Any one of these is a potential Red Flag, but when put all together it is like a huge, glowing, UFO camped out just over your house. I gave this individual a letter outlining my findings that took me two minutes to scrawl on office letterhead. I also told him to go to a different Emergency Room and give the letter to whomever they came in contact with first --- immediately. Mind you, I did not actually do an examination on this person. There was no need. I simply got this information from what he told me during a three minute consultation.
I wrote on the letter that I believed he had CAUDA EQUINA SYNDROME; a serious condition that requires immediate surgical intervention. The cause of the Cauda Equina Syndrome? After having an MRI done, they discovered a tumor pressing on his spinal cord.
His wife called our office yesterday and told Tracy the story, who then relayed it to me. He is scheduled for surgery later this month.
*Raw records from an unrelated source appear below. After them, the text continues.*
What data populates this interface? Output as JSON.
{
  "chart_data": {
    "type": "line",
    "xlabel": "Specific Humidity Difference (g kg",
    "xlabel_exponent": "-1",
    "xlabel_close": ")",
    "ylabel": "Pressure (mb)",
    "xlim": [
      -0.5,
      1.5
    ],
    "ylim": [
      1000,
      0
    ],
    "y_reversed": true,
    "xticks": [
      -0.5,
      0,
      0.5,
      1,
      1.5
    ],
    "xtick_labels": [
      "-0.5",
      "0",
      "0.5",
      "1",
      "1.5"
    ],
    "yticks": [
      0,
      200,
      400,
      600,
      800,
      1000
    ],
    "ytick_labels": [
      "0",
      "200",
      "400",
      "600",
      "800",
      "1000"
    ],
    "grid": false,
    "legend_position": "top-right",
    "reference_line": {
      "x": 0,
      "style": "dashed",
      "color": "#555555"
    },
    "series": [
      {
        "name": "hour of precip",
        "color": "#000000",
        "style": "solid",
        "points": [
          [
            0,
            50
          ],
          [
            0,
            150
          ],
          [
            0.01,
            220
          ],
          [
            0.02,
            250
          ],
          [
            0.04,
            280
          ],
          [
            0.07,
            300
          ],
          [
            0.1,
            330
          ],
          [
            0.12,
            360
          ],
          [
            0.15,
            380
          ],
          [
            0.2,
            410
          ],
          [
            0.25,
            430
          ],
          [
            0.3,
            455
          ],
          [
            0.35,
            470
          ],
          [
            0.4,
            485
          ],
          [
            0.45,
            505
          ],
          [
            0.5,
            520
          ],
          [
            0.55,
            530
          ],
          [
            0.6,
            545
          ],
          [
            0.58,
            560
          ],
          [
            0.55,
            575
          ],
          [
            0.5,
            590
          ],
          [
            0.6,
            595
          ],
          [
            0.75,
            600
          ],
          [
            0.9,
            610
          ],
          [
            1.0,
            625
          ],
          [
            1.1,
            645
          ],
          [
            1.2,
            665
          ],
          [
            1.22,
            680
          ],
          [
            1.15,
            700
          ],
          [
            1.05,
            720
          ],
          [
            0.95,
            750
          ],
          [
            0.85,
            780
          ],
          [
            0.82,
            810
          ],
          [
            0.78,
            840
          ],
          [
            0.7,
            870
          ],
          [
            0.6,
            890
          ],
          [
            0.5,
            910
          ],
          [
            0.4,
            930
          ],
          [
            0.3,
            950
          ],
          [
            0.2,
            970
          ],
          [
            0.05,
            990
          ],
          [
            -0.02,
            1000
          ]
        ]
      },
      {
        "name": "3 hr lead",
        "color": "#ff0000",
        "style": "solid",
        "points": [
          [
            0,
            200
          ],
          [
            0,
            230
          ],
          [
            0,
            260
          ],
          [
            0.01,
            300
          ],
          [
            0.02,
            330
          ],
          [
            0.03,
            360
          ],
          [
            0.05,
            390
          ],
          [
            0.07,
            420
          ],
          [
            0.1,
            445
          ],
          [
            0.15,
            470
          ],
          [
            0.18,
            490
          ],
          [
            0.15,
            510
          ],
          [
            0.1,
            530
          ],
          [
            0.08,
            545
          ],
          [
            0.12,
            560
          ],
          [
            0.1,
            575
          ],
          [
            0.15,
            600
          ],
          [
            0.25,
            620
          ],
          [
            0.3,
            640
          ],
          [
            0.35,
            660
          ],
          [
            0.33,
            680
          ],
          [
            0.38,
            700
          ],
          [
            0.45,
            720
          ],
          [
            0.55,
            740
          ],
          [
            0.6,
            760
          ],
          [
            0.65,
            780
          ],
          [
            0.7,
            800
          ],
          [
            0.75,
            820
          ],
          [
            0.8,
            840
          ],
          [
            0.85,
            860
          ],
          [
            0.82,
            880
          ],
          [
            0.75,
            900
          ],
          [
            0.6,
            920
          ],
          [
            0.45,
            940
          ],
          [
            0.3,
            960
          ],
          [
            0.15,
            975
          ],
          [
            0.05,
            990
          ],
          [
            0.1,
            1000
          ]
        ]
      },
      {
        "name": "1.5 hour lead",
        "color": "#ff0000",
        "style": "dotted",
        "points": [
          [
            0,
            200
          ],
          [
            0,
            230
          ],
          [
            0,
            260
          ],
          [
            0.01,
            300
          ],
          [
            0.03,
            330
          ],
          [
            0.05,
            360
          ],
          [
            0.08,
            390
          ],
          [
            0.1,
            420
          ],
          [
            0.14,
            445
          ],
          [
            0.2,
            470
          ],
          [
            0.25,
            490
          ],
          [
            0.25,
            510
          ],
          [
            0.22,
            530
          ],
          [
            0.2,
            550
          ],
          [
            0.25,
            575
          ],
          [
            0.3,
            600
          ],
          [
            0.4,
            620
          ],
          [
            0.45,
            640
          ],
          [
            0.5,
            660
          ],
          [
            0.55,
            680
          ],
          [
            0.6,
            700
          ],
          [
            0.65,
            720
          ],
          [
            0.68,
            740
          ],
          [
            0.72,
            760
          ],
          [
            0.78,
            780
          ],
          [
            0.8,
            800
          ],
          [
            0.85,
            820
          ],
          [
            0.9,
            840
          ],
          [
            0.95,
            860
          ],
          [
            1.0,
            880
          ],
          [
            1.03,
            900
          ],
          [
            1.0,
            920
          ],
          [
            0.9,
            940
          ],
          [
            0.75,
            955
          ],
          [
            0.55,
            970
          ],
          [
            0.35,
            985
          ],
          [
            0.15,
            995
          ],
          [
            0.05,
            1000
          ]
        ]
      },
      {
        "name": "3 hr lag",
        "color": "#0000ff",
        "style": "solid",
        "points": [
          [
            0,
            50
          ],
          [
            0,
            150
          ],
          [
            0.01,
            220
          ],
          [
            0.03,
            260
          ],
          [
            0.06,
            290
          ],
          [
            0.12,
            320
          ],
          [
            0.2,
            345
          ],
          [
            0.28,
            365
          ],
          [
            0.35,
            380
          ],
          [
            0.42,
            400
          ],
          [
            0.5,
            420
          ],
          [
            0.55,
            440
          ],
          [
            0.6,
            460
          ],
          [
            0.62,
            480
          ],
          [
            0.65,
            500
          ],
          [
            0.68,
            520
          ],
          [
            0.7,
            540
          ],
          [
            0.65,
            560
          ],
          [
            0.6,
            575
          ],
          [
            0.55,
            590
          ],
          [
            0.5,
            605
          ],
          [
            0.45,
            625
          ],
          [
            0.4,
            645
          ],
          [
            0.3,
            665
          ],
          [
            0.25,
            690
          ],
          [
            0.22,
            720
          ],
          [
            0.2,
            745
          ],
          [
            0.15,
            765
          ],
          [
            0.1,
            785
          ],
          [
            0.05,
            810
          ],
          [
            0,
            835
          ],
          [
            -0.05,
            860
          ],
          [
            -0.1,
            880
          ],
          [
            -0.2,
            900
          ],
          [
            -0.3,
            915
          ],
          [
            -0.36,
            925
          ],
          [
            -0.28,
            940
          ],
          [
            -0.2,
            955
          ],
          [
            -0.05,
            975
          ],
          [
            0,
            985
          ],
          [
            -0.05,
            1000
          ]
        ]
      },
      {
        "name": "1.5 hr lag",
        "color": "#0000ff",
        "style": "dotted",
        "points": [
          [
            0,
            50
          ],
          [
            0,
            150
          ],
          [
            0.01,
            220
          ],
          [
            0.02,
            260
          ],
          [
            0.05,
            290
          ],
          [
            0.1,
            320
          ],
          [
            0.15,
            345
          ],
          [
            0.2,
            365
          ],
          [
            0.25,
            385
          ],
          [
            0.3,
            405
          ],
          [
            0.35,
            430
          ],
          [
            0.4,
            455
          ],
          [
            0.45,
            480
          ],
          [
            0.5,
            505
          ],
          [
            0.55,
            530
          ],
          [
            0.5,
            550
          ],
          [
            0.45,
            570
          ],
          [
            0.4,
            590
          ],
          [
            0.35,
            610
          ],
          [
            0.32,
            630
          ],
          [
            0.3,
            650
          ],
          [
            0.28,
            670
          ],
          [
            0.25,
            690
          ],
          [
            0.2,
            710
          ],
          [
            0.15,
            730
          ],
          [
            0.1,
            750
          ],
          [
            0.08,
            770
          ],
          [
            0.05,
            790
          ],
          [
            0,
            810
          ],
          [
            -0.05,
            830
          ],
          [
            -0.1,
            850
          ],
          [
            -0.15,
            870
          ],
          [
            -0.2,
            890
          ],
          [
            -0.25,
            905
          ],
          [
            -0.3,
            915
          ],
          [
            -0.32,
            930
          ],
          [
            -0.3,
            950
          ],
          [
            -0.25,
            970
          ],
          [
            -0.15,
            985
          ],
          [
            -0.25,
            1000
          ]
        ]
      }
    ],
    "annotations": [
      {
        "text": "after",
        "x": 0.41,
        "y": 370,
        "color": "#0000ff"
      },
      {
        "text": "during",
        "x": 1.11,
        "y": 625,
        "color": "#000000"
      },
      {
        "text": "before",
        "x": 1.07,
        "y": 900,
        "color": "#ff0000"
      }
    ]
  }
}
Needless to say, she was extremely grateful we actually took the time to listen to them; and then she thanked us for going out of our way to help him get the help that he needed.
Interestingly enough, I had another patient whom I examined yesterday and who will start her Decompression Protocol on Monday. She was excited because someone had actually "examined" her in a thorough fashion as opposed to a tap of her reflexes, bend forward, and here's a prescription for pain pills, muscle relaxers, and anti-inflammatory drugs. Unlike him, I am completely convinced she is a GOOD CANDIDATE for Spinal Decompression and will get dramatically better with a good SPINAL DECOMPRESSION PROTOCOL.